Welcome to the new Salon Without Boundaries website! There are several new sections for you to explore, with more coming soon.
It is a common misconception, that women composers of earlier times were as unheard and unprogrammed as they are now. This isn’t true. While they have never had the same recognition and authority of their male counterparts, many were heard on stage and platform, with works often being favourably reviewed and – crucially, as any contemporary composer will tell you – heard multiple times. What does tend to happen, however, is that this recognition and success dies with the woman herself. This is also the case for performers, especially those who graced the stage before the advent of recording. How do we accord creative authority to someone whose output doesn’t seem to exist any more, when we tend to see authority as residing in a permanent artifact (i.e. a published score)?
With the current recognition of the essential nature of diversification in programming, there is a real need to make both information and scores readily available. One purpose of the Salon is to shine a spotlight on what’s out there, to help make it accessible. And we are well past the time of performing a work without understanding where it’s come from, who it has mattered to, how it speaks to us now. We aim to offer context, both musical and non-musical, as well as the musical objects themselves. With this in mind, we will be exploring not just new compositions, writings and performances, but also old ones, some very easily found online, if you know how to search past the dominant algorithms. We have a long way to go to make historical women’s outputs as accessible as their male counterparts’, but it’s worth highlighting the unceasing efforts of so many people to start addressing the imbalance.
We’ll be starting with these sections:
Composer of the Month: An introduction to historical women composers who are lesser-known, and often never programmed.

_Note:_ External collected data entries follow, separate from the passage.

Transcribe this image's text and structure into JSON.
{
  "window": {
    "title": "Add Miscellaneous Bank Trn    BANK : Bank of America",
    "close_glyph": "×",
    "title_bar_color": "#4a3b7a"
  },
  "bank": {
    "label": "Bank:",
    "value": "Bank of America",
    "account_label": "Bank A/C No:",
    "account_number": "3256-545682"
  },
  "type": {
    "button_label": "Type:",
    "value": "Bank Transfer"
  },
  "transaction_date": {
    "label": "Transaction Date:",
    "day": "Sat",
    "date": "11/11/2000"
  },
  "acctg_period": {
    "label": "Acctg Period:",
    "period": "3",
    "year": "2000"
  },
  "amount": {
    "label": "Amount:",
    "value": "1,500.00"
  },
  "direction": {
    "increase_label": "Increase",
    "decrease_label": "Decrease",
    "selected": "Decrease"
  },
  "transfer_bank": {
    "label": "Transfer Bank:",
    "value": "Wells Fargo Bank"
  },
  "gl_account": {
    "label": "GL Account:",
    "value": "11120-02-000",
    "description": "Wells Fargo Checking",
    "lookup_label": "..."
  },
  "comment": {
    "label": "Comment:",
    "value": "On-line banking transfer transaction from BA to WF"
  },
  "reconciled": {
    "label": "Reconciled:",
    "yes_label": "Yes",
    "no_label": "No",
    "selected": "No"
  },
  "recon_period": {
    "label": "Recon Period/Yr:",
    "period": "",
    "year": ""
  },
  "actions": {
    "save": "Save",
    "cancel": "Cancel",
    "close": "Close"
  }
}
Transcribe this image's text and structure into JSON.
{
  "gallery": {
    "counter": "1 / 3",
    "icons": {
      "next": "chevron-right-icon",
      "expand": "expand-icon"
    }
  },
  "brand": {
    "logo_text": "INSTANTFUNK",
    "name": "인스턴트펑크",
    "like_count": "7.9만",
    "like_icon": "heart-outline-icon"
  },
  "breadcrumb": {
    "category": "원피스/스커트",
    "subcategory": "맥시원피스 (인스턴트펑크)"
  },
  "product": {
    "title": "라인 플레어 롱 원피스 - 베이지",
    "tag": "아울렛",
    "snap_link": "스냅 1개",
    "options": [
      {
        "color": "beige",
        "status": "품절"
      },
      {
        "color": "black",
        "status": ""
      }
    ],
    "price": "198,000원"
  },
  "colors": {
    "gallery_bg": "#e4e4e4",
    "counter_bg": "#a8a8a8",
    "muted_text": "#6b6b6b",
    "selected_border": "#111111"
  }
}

We will be first concentrating on women active in the UK, Ireland and Germany (my areas of research), particularly women from the nineteenth and early twentieth centuries.
Poem of the Day: Poetry was once seen as indistinguishable from music. Here you can get a daily dose of Lieder ohne Musik.
In My Headphones: Not so much reviews, as reflections on recordings old and new – not just CDs, but recordings you can find online, e.g. on YouTube, of composers and of past performers. Sometimes this will be related to the Composer of the Month.
From My Bookshelf: Explorations of books by women and about women. We will be ranging from eighteenth-century publications to new releases.
The Salon Blog: Thoughts, reflections, ideas, discussions on anything and everything around creativity, including the links between the arts and the every day, and what it’s like to be women living that. We’ll also be exploring those previously-mentioned ideas around creative authority.
You will also be able to find scores, recording links, poems, pictures and more, all being uploaded regularly. More exciting sections will be following soon.